Ne seroit-ce pas entasser la fourberie, l’impiété, l’abus de tout ce qu’il y a de plus sacré parmi les humains ?
Pardonnez, Sire, si nous osons mettre sous les yeux de Votre Majesté une contradiction frappante, bien propre à faire connoitre l’esprit de ceux qui nous persécutent. Ils implorent Votre autorité Royale pour nous contraindre à recevoir des sacremens que notre conscience refuse, et, dans le même temps, les tribunaux retentissent des plaintes d’une autre portion de vos sujets auxquels les mêmes ministres refusent, sur les plus légers soupçons, les sacremens qu’ils demandent avec instance. Est-ce l’esprit du Christianisme qui suggère une conduite si contradictoire ? N’est-ce pas plutôt l’effet d’une politique sinistre ? Et les protestans ne sont-ils pas excusables, si dans l’amertume de leur cœur ils n’y découvrent qu’un dessein formé de les pousser dans le plus affreux désespoir, afin d’obliger Votre Majesté à les punir avec justice.
Ah ! Sire, si tel est leur funeste dessein, qu’ils sachent que leurs odieux efforts seront toujours impuissans. L’obéissance, la soumission, l’attachement à notre Auguste Souverain, sont des devoirs auxquels la nature, notre religion, la reconnoissance, l’amour ne cessent de nous inspirer. Nous fuirons plutôt loin de notre chère patrie ; nous abandonnerons plutôt la douceur de ces climats, nos champs, nos manufactures, notre commerce ; nous irons plutôt dans un exil volontaire nous joindre à nos frères dispersés parmi les nations ; ou, s’il reste encore quelques terres incultes aux extrémités de l’Europe, nous irons plutôt y chercher un azile, et contre les violences des intolérans, et contre les tentations du désespoir dans lequel ils cherchent à nous précipiter.

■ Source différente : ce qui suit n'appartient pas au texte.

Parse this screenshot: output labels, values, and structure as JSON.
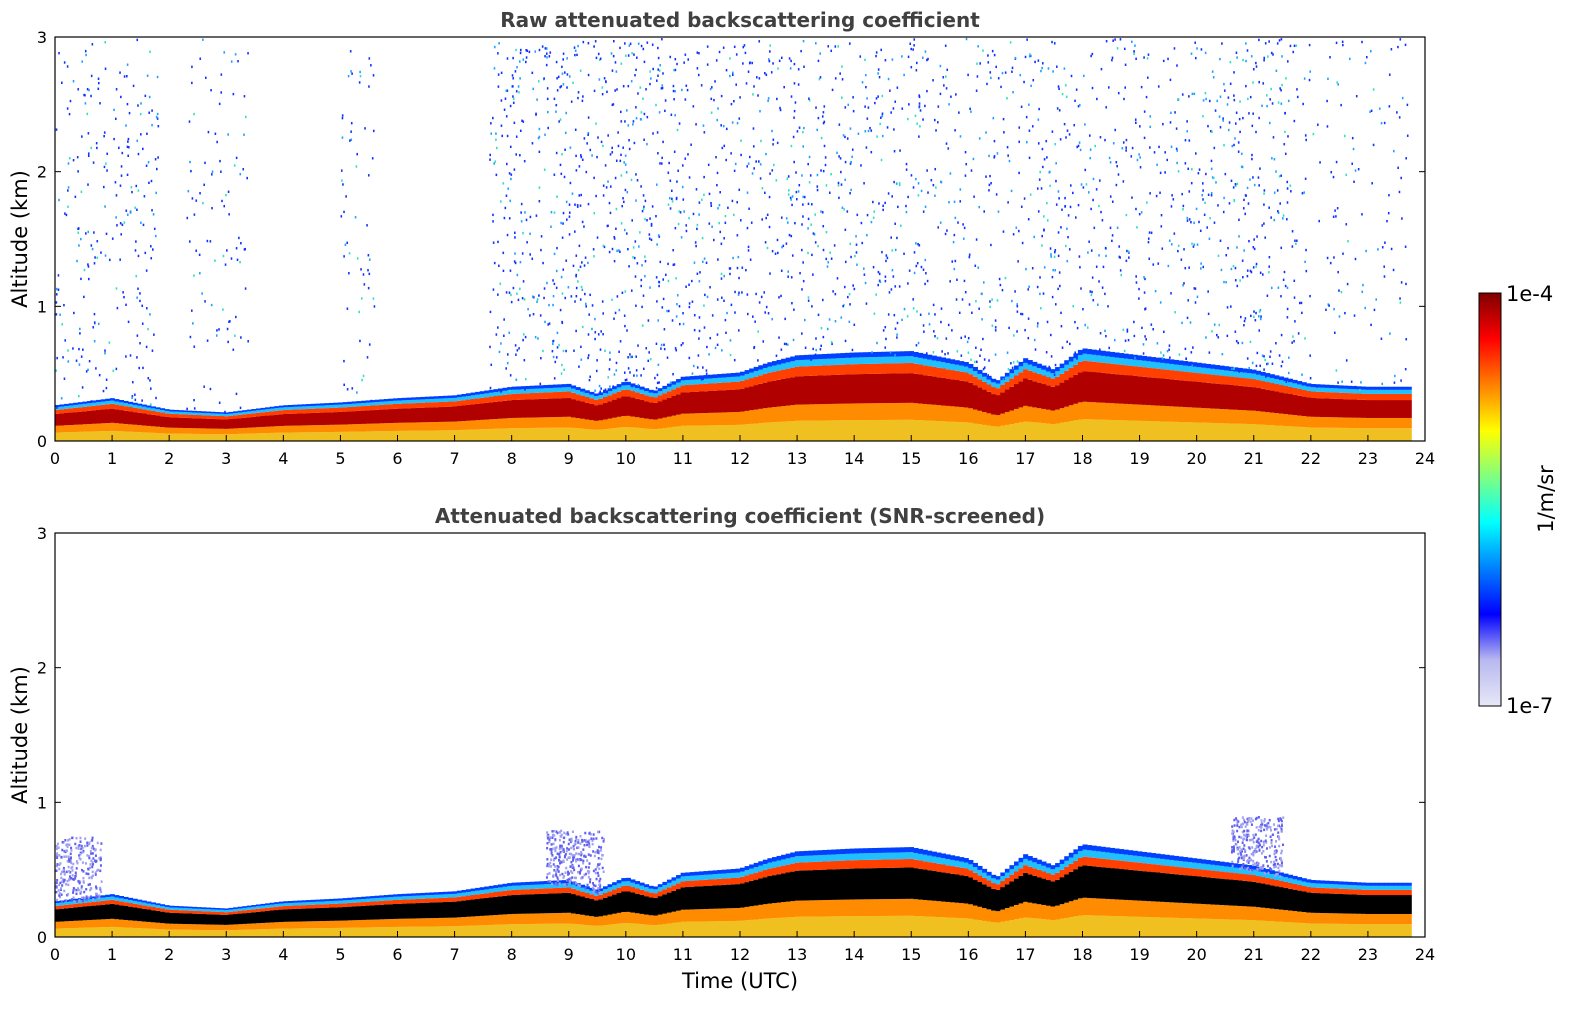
{
  "chart_data": [
    {
      "type": "heatmap",
      "title": "Raw attenuated backscattering coefficient",
      "xlabel": "",
      "ylabel": "Altitude (km)",
      "xlim": [
        0,
        24
      ],
      "ylim": [
        0,
        3
      ],
      "xticks": [
        "0",
        "1",
        "2",
        "3",
        "4",
        "5",
        "6",
        "7",
        "8",
        "9",
        "10",
        "11",
        "12",
        "13",
        "14",
        "15",
        "16",
        "17",
        "18",
        "19",
        "20",
        "21",
        "22",
        "23",
        "24"
      ],
      "yticks": [
        "0",
        "1",
        "2",
        "3"
      ],
      "snr_screened": false,
      "boundary_layer_top_km": [
        [
          0,
          0.25
        ],
        [
          1,
          0.3
        ],
        [
          2,
          0.22
        ],
        [
          3,
          0.2
        ],
        [
          4,
          0.25
        ],
        [
          5,
          0.27
        ],
        [
          6,
          0.3
        ],
        [
          7,
          0.32
        ],
        [
          8,
          0.38
        ],
        [
          9,
          0.4
        ],
        [
          9.5,
          0.33
        ],
        [
          10,
          0.42
        ],
        [
          10.5,
          0.35
        ],
        [
          11,
          0.45
        ],
        [
          12,
          0.48
        ],
        [
          12.5,
          0.55
        ],
        [
          13,
          0.6
        ],
        [
          14,
          0.62
        ],
        [
          15,
          0.63
        ],
        [
          16,
          0.55
        ],
        [
          16.5,
          0.42
        ],
        [
          17,
          0.58
        ],
        [
          17.5,
          0.5
        ],
        [
          18,
          0.65
        ],
        [
          19,
          0.6
        ],
        [
          20,
          0.55
        ],
        [
          21,
          0.5
        ],
        [
          22,
          0.4
        ],
        [
          23,
          0.38
        ],
        [
          23.7,
          0.38
        ]
      ]
    },
    {
      "type": "heatmap",
      "title": "Attenuated backscattering coefficient (SNR-screened)",
      "xlabel": "Time (UTC)",
      "ylabel": "Altitude (km)",
      "xlim": [
        0,
        24
      ],
      "ylim": [
        0,
        3
      ],
      "xticks": [
        "0",
        "1",
        "2",
        "3",
        "4",
        "5",
        "6",
        "7",
        "8",
        "9",
        "10",
        "11",
        "12",
        "13",
        "14",
        "15",
        "16",
        "17",
        "18",
        "19",
        "20",
        "21",
        "22",
        "23",
        "24"
      ],
      "yticks": [
        "0",
        "1",
        "2",
        "3"
      ],
      "snr_screened": true,
      "boundary_layer_top_km": [
        [
          0,
          0.25
        ],
        [
          1,
          0.3
        ],
        [
          2,
          0.22
        ],
        [
          3,
          0.2
        ],
        [
          4,
          0.25
        ],
        [
          5,
          0.27
        ],
        [
          6,
          0.3
        ],
        [
          7,
          0.32
        ],
        [
          8,
          0.38
        ],
        [
          9,
          0.4
        ],
        [
          9.5,
          0.33
        ],
        [
          10,
          0.42
        ],
        [
          10.5,
          0.35
        ],
        [
          11,
          0.45
        ],
        [
          12,
          0.48
        ],
        [
          12.5,
          0.55
        ],
        [
          13,
          0.6
        ],
        [
          14,
          0.62
        ],
        [
          15,
          0.63
        ],
        [
          16,
          0.55
        ],
        [
          16.5,
          0.42
        ],
        [
          17,
          0.58
        ],
        [
          17.5,
          0.5
        ],
        [
          18,
          0.65
        ],
        [
          19,
          0.6
        ],
        [
          20,
          0.55
        ],
        [
          21,
          0.5
        ],
        [
          22,
          0.4
        ],
        [
          23,
          0.38
        ],
        [
          23.7,
          0.38
        ]
      ]
    }
  ],
  "colorbar": {
    "max_label": "1e-4",
    "min_label": "1e-7",
    "unit_label": "1/m/sr",
    "colors": [
      "#e8e8f8",
      "#b8b8f0",
      "#0000ff",
      "#0080ff",
      "#00ffff",
      "#80ff80",
      "#ffff00",
      "#ff8000",
      "#ff0000",
      "#800000"
    ]
  }
}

Daignez, Sire, tendre une main secourable à vos sujets infortunés. Daignez dissiper d’un regard les cruelles allarmes qui les agitent. Toute leur consolation est dans le témoignage de leur conscience, tout leur espoir est dans votre clémence et dans votre humanité. Ils ne cesseront, Sire, de pousser vers le ciel les vœux les plus ardents pour la conservation de Vôtre personne sacrée et pour la prospérité de Vôtre règne.